Novak is usually a relatively sane individual, but here he's as crazy as Jesse Jackson reviewing a white man's movie about Harlem. The assumption that the secularists come off bad by accident but the Catholics on purpose tells us how Novak feels about Hollywood, not what the story actually offers.

Those of us who read thrillers for fun, as opposed to for getting our Catholic sensibilities in a lather, will recognize most of the tricks of the trade in the DaVinci Code. One of the biggies is that friends turn out to be enemies, enemies turn out to be friends and there are bad guys on both sides to keep the heroes guessing. The DaVinci Code pits the dark forces of secularism against the dark forces of Opus Dei Catholicism and suggests to us that when the freaks who love ideas but care little for people start driving events, everything goes down the crapper and innocent people get their lives messed up in the tussle. Just the same as Jack Ryan dealing with corrupt bad guys at the CIA when he goes after drug lords in Patriot Games.
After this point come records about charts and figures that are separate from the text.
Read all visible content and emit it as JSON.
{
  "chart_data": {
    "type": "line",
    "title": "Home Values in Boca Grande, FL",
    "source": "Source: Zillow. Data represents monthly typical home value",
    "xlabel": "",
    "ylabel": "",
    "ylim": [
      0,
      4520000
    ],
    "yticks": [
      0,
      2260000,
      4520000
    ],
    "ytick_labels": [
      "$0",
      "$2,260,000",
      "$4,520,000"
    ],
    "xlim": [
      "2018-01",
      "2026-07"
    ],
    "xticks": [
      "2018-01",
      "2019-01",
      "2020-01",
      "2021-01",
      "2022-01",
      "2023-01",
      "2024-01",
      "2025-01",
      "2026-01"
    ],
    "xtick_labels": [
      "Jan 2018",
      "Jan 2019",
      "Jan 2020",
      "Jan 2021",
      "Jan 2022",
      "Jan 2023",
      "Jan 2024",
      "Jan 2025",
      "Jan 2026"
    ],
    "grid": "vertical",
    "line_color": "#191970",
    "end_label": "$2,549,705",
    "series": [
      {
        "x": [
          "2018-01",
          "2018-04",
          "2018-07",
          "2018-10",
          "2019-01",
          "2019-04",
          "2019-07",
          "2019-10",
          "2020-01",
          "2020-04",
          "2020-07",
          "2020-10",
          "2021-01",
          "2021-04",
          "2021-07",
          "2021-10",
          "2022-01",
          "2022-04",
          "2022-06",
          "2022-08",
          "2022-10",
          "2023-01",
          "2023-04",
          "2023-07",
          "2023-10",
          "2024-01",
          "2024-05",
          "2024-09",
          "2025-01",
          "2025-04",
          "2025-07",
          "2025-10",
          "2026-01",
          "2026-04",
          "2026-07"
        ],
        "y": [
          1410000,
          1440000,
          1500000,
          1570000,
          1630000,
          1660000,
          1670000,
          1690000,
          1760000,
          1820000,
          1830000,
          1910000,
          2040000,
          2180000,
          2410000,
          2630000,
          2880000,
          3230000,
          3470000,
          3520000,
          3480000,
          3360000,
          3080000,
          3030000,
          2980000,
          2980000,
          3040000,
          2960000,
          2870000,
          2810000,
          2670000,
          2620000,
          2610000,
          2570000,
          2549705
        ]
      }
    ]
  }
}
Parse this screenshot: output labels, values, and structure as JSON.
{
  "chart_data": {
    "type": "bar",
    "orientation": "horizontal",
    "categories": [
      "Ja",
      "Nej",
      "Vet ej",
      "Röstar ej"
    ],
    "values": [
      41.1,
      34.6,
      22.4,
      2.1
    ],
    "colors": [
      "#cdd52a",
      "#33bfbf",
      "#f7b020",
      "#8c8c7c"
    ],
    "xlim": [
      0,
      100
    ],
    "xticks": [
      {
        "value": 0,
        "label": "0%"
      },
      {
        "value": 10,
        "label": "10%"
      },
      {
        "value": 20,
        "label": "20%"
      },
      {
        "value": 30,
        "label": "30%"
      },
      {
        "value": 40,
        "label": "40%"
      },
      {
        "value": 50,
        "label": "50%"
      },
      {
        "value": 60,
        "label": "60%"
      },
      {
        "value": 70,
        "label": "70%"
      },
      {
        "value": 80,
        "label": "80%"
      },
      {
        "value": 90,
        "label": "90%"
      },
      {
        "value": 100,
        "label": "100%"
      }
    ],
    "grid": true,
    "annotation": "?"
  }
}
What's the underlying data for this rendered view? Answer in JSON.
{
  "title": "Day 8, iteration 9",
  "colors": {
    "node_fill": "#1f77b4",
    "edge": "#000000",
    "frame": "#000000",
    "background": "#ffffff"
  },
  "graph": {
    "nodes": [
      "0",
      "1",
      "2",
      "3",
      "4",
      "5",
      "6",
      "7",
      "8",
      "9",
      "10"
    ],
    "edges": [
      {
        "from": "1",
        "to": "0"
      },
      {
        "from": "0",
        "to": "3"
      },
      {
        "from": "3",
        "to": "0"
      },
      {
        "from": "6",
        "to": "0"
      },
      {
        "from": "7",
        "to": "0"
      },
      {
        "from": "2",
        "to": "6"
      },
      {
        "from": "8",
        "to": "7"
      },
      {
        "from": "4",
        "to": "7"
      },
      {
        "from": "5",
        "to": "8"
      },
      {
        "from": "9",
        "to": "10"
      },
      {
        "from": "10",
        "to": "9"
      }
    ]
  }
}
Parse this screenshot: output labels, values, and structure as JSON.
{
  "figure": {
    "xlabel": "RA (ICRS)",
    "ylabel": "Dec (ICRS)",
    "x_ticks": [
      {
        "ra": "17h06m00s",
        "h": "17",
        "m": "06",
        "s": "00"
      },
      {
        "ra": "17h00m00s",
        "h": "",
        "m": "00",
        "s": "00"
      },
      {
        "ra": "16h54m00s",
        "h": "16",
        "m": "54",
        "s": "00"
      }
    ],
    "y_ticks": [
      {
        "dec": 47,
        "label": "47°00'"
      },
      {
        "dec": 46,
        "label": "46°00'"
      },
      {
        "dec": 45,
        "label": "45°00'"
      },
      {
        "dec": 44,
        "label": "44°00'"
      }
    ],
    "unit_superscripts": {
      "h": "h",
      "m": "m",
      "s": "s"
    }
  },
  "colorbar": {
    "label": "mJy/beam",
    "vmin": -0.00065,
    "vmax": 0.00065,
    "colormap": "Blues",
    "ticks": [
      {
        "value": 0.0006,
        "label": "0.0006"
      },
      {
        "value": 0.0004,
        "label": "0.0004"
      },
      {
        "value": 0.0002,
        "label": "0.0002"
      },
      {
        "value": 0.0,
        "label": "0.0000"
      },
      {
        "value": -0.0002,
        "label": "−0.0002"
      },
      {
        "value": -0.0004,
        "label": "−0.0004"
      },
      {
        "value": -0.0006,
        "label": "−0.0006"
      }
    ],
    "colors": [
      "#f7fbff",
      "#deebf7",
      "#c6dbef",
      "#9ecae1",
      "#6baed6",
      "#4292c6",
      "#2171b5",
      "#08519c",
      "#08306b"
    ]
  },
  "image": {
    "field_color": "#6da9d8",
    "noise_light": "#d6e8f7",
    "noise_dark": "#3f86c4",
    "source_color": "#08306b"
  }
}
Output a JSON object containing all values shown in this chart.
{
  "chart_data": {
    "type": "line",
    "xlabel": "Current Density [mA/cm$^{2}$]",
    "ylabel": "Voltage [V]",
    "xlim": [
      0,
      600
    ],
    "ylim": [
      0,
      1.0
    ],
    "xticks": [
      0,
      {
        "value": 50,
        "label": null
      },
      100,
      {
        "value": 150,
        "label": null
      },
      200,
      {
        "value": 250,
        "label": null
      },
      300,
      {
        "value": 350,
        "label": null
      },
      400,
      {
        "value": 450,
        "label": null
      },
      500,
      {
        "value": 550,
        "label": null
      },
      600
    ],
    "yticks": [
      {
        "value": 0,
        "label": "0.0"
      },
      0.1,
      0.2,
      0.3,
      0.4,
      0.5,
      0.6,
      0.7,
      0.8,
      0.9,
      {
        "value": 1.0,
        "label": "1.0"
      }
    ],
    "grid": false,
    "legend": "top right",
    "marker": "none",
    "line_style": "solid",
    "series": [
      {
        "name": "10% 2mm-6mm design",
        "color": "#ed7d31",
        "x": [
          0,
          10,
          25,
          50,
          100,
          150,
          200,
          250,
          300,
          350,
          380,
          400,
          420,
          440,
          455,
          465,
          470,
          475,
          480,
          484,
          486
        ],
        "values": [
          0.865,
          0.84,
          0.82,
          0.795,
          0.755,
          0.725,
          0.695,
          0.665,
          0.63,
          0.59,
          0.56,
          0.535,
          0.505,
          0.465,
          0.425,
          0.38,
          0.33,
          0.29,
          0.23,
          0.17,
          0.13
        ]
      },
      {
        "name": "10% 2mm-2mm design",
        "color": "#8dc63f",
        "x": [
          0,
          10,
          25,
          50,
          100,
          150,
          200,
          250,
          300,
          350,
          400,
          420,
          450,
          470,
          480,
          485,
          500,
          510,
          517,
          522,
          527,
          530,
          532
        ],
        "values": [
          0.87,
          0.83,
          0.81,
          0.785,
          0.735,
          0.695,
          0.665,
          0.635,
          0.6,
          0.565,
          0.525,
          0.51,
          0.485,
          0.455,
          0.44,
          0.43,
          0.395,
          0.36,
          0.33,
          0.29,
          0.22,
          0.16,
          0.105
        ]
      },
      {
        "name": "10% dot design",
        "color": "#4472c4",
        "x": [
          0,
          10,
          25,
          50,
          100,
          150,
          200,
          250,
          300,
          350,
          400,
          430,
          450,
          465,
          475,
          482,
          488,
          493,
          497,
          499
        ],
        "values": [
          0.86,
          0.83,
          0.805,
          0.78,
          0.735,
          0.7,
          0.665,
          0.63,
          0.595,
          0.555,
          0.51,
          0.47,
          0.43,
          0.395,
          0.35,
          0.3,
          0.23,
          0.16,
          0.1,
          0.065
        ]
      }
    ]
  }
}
We're avoiding spoilers for the six remaining people who don't know the story, but suffice to say that the ending offers more possibilities than suggested by Novak's shrill rant about variable truth. Robert Langdon, skeptic of Catholicism, can't shake the idea that God - indeed, Jesus - brought him through the most terrible night of his life, but all Novak can hear in Langdon's choosing to believe, rather than doing so of necessity, is Pontius Pilate asking "What is truth?" A decade and a half ago, I greatly admired Michael Novak's push to let people behind the Iron Curtain choose a life of faith over the godless Marxism into which they were being indoctrinated. But this former hero of spiritual freedom seems to have lost his sense and reason, so prepared was he to lead the charge to save the Catholic Church even before the opening sequence began.